Honestly. Rain and queues. It feels like I'm home.

At exactly eight, the doors are opened and the crowd moves through - there's enough space in the reception for everyone to comfortably fit in, and so we move up to allow the end of the line to get out of the wet. It's an unhomogenous collection, a real American melting pot of ethnicities. The lady in front of me tells me she's from an East Asian country whose 'real', non-English, name is unintelligible, so I nod politely. She's with her sister-in-law, who's there to enforce the weight of American citizen approval. This, I've learnt, seem to be very important. Having an American with you lends an air of authenticity; you are not simply some over-the-fence, fresh from the dock illegal. You have contacts, American contacts, and so, by association, the presumption of legitimacy to be here.

Kellie is with me for today, and once the queue has made its way in out of the rain she joins me. I wave her over.

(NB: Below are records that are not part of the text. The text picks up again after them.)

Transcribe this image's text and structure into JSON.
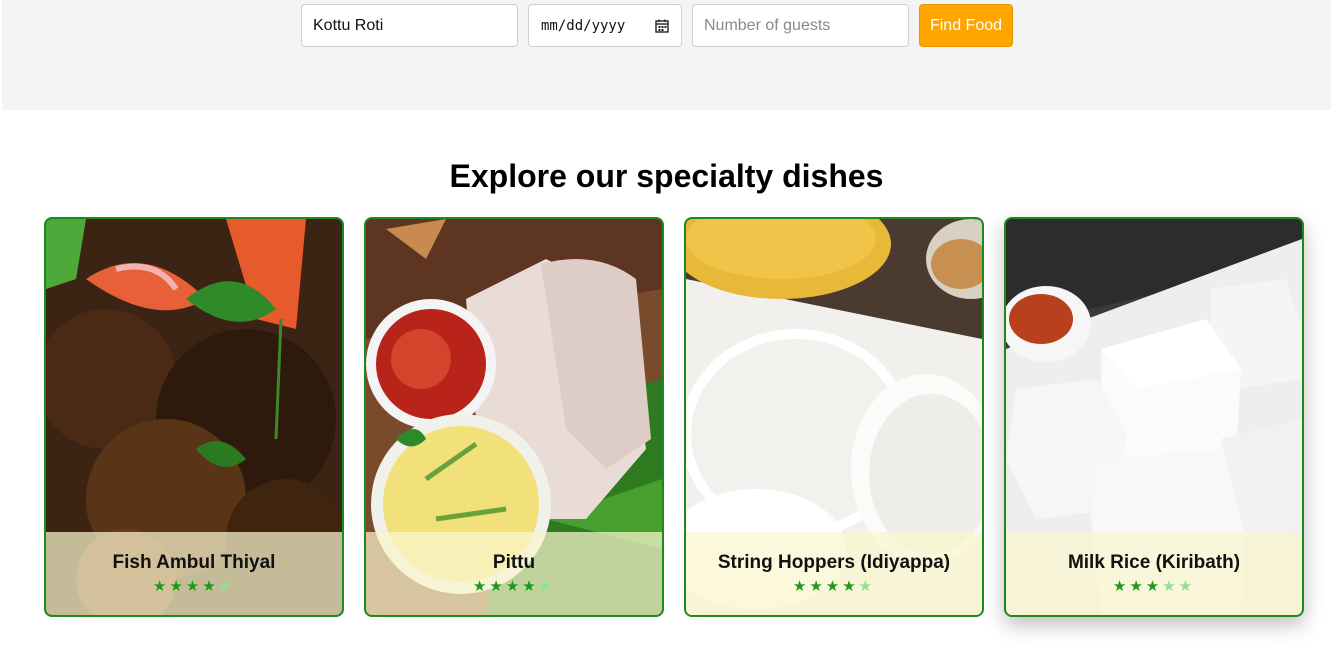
{
  "search": {
    "dish_value": "Kottu Roti",
    "date_placeholder": "mm/dd/yyyy",
    "guests_placeholder": "Number of guests",
    "find_label": "Find Food"
  },
  "section": {
    "title": "Explore our specialty dishes"
  },
  "dishes": [
    {
      "name": "Fish Ambul Thiyal",
      "rating": 4,
      "rating_max": 5
    },
    {
      "name": "Pittu",
      "rating": 4,
      "rating_max": 5
    },
    {
      "name": "String Hoppers (Idiyappa)",
      "rating": 4,
      "rating_max": 5
    },
    {
      "name": "Milk Rice (Kiribath)",
      "rating": 3,
      "rating_max": 5
    }
  ],
  "colors": {
    "accent": "#ffa500",
    "card_border": "#1d8a1d",
    "star_filled": "#1a9a1a",
    "star_empty": "#8fe08f"
  },
  "icons": {
    "date_field": "calendar-icon",
    "rating": "star-icon"
  }
}
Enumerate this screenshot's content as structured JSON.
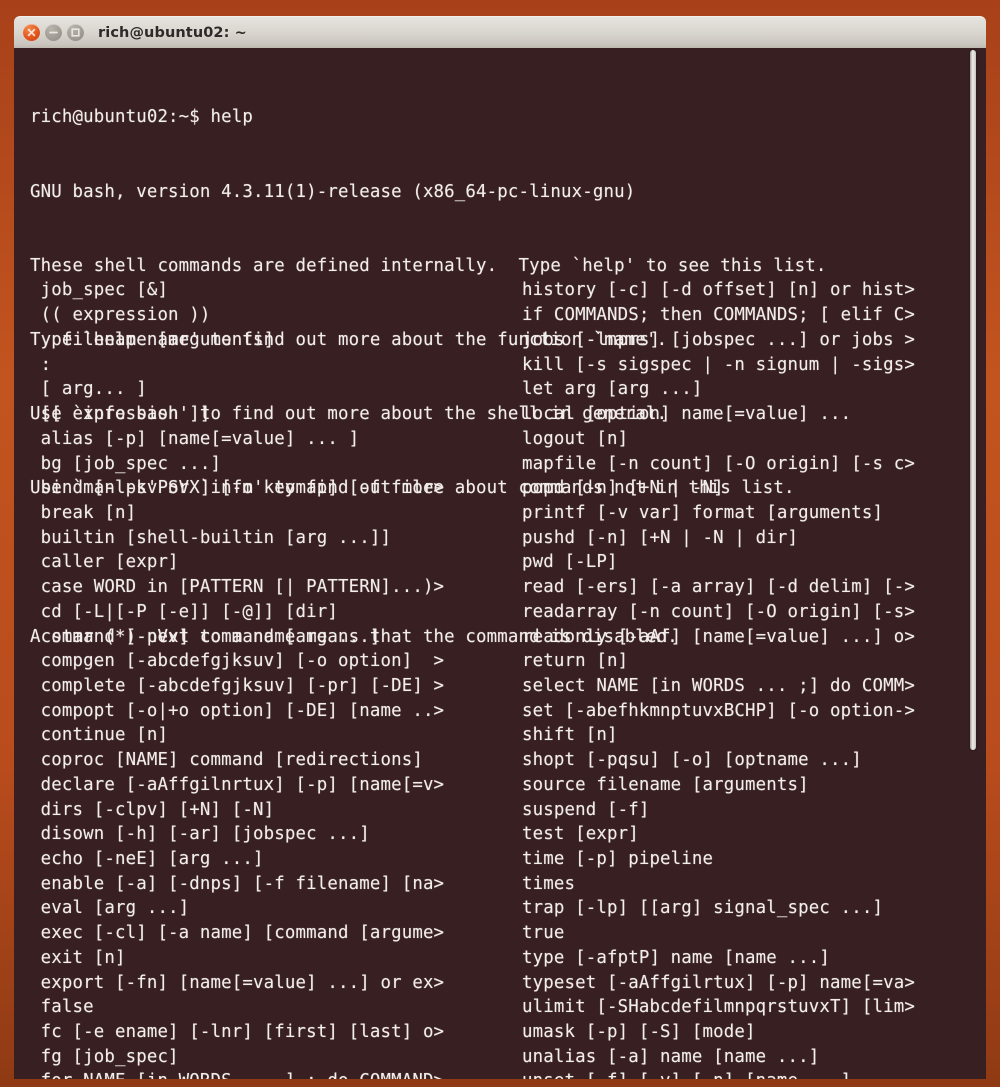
{
  "window": {
    "title": "rich@ubuntu02: ~",
    "controls": [
      {
        "name": "close",
        "label": "Close"
      },
      {
        "name": "minimize",
        "label": "Minimize"
      },
      {
        "name": "maximize",
        "label": "Maximize"
      }
    ],
    "accent_color": "#c2541f",
    "titlebar_color": "#dbd7d1",
    "terminal_background": "#371f22",
    "terminal_foreground": "#f2eeec"
  },
  "terminal": {
    "prompt_line": "rich@ubuntu02:~$ help",
    "header_lines": [
      "GNU bash, version 4.3.11(1)-release (x86_64-pc-linux-gnu)",
      "These shell commands are defined internally.  Type `help' to see this list.",
      "Type `help name' to find out more about the function `name'.",
      "Use `info bash' to find out more about the shell in general.",
      "Use `man -k' or `info' to find out more about commands not in this list.",
      "",
      "A star (*) next to a name means that the command is disabled.",
      ""
    ],
    "builtins_left": [
      " job_spec [&]",
      " (( expression ))",
      " . filename [arguments]",
      " :",
      " [ arg... ]",
      " [[ expression ]]",
      " alias [-p] [name[=value] ... ]",
      " bg [job_spec ...]",
      " bind [-lpsvPSVX] [-m keymap] [-f file>",
      " break [n]",
      " builtin [shell-builtin [arg ...]]",
      " caller [expr]",
      " case WORD in [PATTERN [| PATTERN]...)>",
      " cd [-L|[-P [-e]] [-@]] [dir]",
      " command [-pVv] command [arg ...]",
      " compgen [-abcdefgjksuv] [-o option]  >",
      " complete [-abcdefgjksuv] [-pr] [-DE] >",
      " compopt [-o|+o option] [-DE] [name ..>",
      " continue [n]",
      " coproc [NAME] command [redirections]",
      " declare [-aAffgilnrtux] [-p] [name[=v>",
      " dirs [-clpv] [+N] [-N]",
      " disown [-h] [-ar] [jobspec ...]",
      " echo [-neE] [arg ...]",
      " enable [-a] [-dnps] [-f filename] [na>",
      " eval [arg ...]",
      " exec [-cl] [-a name] [command [argume>",
      " exit [n]",
      " export [-fn] [name[=value] ...] or ex>",
      " false",
      " fc [-e ename] [-lnr] [first] [last] o>",
      " fg [job_spec]",
      " for NAME [in WORDS ... ] ; do COMMAND>"
    ],
    "builtins_right": [
      "history [-c] [-d offset] [n] or hist>",
      "if COMMANDS; then COMMANDS; [ elif C>",
      "jobs [-lnprs] [jobspec ...] or jobs >",
      "kill [-s sigspec | -n signum | -sigs>",
      "let arg [arg ...]",
      "local [option] name[=value] ...",
      "logout [n]",
      "mapfile [-n count] [-O origin] [-s c>",
      "popd [-n] [+N | -N]",
      "printf [-v var] format [arguments]",
      "pushd [-n] [+N | -N | dir]",
      "pwd [-LP]",
      "read [-ers] [-a array] [-d delim] [->",
      "readarray [-n count] [-O origin] [-s>",
      "readonly [-aAf] [name[=value] ...] o>",
      "return [n]",
      "select NAME [in WORDS ... ;] do COMM>",
      "set [-abefhkmnptuvxBCHP] [-o option->",
      "shift [n]",
      "shopt [-pqsu] [-o] [optname ...]",
      "source filename [arguments]",
      "suspend [-f]",
      "test [expr]",
      "time [-p] pipeline",
      "times",
      "trap [-lp] [[arg] signal_spec ...]",
      "true",
      "type [-afptP] name [name ...]",
      "typeset [-aAffgilrtux] [-p] name[=va>",
      "ulimit [-SHabcdefilmnpqrstuvxT] [lim>",
      "umask [-p] [-S] [mode]",
      "unalias [-a] name [name ...]",
      "unset [-f] [-v] [-n] [name ...]"
    ]
  }
}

"Is that your wife" asks the American.

"Err, no. That's my Mother in Law". I reply. I am starting to wonder just quite what age a woman needs to be for people not to assume she's my wife. It's a really awkward question to ask unless you're pretty sure of an affirmative answer, but apparently Americans don't feel shame in the same way as normal people.

The biometrics itself is disturbingly simple. No tissue, blood or saliva samples, no invasive procedure. I didn't even need to pee in a cup, which is unfortunate because I had already bought one from home.

Instead, I simply had to give fingerprints, a short written record of my height, weight and eye colour, and have a photo taken. I had been worried about this at first, as I seem to have a hereditary disorder, passed down from my Mother, that makes fingerprinting me difficult.

Whilst on our honeymoon in Flordia we went to Universal Studios, which in part offers lockers and ticketing based on a scan of your finger. I eventually gave up using this service, and simply put Jalyss' hand to the screen each time, as whilst I could open the lockers to put everything in, they never seemed to recognise the same fingerprint by the time I returned minutes later.

Apparently though, the Government has better equipment and systems than a big business, because my fingerprints read correctly every time. Turns out that I do have them, after all. Who knew.